Healthcare startups are in demand
Banks don’t just want to provide loans to the healthcare industry, they want their deposits and their bank accounts too. It’s a good investment, making it much easier for someone working in the healthcare field to secure a loan. The downside is that said loans come with more strings attached and require you to pay special attention to the contracts you sign. It’s important to understand what you’re giving up for collateral, who is financially liable if the loan defaults, and if the repayment plan is even possible for the scenario you’ve envisioned.
You have options
The two most common types of loans a healthcare startup will apply for are a business term loan and a medical practice loan, though sometimes if other avenues fail a Small Business Association (SBA) backed loan may be attractive. Each one requires increasingly more paperwork and specific criteria. With medical practice and SBA loans typically preferring the company to have been operating for at least a year. Additionally, there are alternative financing options such as business credit cards and lines of credit but we’re focusing specifically on loans. In other places like Australia, things are different and you may need a local mortgage broker like Blutin Finance to walk you through all the options you have.

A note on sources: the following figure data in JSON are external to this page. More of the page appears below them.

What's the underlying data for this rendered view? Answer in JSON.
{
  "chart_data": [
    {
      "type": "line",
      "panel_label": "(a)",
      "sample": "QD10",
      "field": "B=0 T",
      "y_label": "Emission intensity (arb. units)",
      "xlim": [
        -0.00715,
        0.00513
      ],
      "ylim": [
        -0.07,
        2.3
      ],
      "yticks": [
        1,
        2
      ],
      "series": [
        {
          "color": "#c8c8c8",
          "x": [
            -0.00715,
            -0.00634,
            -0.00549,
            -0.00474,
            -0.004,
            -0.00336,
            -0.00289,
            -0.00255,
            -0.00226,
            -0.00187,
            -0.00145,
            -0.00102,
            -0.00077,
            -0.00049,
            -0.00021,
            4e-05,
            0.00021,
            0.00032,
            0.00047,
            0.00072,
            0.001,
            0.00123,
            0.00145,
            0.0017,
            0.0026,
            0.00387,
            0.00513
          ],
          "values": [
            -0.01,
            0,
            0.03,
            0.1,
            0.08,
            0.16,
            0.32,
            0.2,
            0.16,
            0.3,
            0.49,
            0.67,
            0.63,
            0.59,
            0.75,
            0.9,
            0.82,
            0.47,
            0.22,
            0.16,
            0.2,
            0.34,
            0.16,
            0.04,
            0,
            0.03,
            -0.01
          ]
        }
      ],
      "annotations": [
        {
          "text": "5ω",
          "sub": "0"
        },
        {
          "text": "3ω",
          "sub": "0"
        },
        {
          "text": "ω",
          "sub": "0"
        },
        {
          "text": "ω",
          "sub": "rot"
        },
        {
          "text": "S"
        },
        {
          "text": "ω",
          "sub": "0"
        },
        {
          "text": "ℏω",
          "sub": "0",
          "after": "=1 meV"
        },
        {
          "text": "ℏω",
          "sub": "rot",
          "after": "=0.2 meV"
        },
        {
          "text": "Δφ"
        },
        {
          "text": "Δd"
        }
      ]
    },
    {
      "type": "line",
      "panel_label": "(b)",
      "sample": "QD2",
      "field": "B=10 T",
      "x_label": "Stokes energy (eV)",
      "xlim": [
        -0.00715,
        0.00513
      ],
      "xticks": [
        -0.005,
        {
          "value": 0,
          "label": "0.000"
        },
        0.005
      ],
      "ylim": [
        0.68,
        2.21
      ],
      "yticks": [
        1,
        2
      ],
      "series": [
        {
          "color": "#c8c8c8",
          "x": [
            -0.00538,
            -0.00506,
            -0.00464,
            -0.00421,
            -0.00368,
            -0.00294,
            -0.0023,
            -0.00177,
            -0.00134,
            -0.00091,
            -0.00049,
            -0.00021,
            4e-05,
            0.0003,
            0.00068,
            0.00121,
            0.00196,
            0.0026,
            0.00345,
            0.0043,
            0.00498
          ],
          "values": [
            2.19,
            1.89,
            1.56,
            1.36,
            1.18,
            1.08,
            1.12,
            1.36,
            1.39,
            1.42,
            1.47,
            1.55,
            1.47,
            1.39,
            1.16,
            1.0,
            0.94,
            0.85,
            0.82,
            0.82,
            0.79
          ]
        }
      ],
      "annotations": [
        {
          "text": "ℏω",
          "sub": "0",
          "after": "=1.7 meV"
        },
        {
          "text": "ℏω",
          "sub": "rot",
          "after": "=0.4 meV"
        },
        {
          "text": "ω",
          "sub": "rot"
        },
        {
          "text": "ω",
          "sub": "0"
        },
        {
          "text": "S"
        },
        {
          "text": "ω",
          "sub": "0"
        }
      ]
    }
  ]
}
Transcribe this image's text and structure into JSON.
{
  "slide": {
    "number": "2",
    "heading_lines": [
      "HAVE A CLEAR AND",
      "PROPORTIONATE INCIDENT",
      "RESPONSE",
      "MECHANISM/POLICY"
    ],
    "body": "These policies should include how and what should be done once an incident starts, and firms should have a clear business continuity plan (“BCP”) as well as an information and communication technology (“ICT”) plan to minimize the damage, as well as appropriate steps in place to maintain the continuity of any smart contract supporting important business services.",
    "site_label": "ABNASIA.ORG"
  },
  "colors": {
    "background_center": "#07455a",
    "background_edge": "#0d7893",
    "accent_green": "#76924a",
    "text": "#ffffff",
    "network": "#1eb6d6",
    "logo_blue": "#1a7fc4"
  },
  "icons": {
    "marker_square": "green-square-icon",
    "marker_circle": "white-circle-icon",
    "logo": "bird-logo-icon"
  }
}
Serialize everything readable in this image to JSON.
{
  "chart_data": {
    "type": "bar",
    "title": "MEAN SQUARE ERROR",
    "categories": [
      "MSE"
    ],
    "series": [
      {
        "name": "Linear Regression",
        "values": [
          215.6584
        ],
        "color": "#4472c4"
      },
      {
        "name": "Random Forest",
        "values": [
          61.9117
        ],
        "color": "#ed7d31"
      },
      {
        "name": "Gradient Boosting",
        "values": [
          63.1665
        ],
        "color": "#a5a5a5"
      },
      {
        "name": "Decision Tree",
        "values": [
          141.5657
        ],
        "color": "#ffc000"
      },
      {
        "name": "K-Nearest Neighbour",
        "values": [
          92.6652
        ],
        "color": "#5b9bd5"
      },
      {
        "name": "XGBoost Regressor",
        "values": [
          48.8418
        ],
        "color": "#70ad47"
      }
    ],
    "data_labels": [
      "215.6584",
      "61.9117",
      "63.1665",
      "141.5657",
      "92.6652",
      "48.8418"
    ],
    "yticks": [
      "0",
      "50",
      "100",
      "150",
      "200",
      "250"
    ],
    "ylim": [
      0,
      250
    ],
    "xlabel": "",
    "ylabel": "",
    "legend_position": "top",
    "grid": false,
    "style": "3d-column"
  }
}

The SBA and medical practice loans also have other criteria to be taken into account. For medical practice loans, you should be operating in specific businesses, such as a local doctors office or an optometrist, the actual specifics of which may vary depending on who the loan is from. The SBA on the other hand has several different programs available depending on whether you’re a woman, planning on opening a business in a rural area, and others as well.
What you need to provide
When you go to apply for a loan you will be expected to provide some documents. The documents requested may vary but usually include:
- Personal Information and Identification
- A Detailed Business Plan
- A Personal Credit Report
- Income Tax Returns
- Bank Statements
- Financial Statements
- Relevant Business Licenses
- Articles of Incorporation (If you’ve already filed for your business)
- Financial Projections
Once all the necessary paperwork has been submitted it’s a matter of deciding just how large of a loan you need. Once you have an amount, that will inform what term length is best. Traditionally, term loans of three years or more are for larger amounts of capital, but shorter terms may be available. You will also be expected to explain the loan’s investments. Most banks will be none too pleased with a proposal that contains details that are out of character for the type of business presented. Meanwhile, the federal government has strict regulations on paying down personal debt with a business loan.
The waiting game
Now you wait. Depending on who you’re waiting to hear from it could be as short as a week or as long as three to four months. The SBA for example is notorious for taking an extended period to get back to individuals about their loans, while larger banks have a shorter turn around time.
Things to remember
Now that you know how to apply for a loan, here are a few things to keep in mind. As a startup, you will have a more difficult time securing good terms because your business hasn’t been in operation. You don’t have an established revenue stream which will make it more of a risk.
Difficult does not mean impossible! A mistake that many medical professionals and entrepreneurs make is not searching for the best deal for fear of hurting their credit. The risk falls in simply not acting quickly enough. While a single credit check can negatively impact your credit score, credit bureaus will recognize an influx of credit checks over two weeks for what it is: checking rates. The bureaus will then treat it as one single check. So shop around!
Remember to be honest with these lenders. Don’t lie on your applications, be honest with yourself, and be patient. Armed with this knowledge you should have what you need to start securing a solid loan for your startup.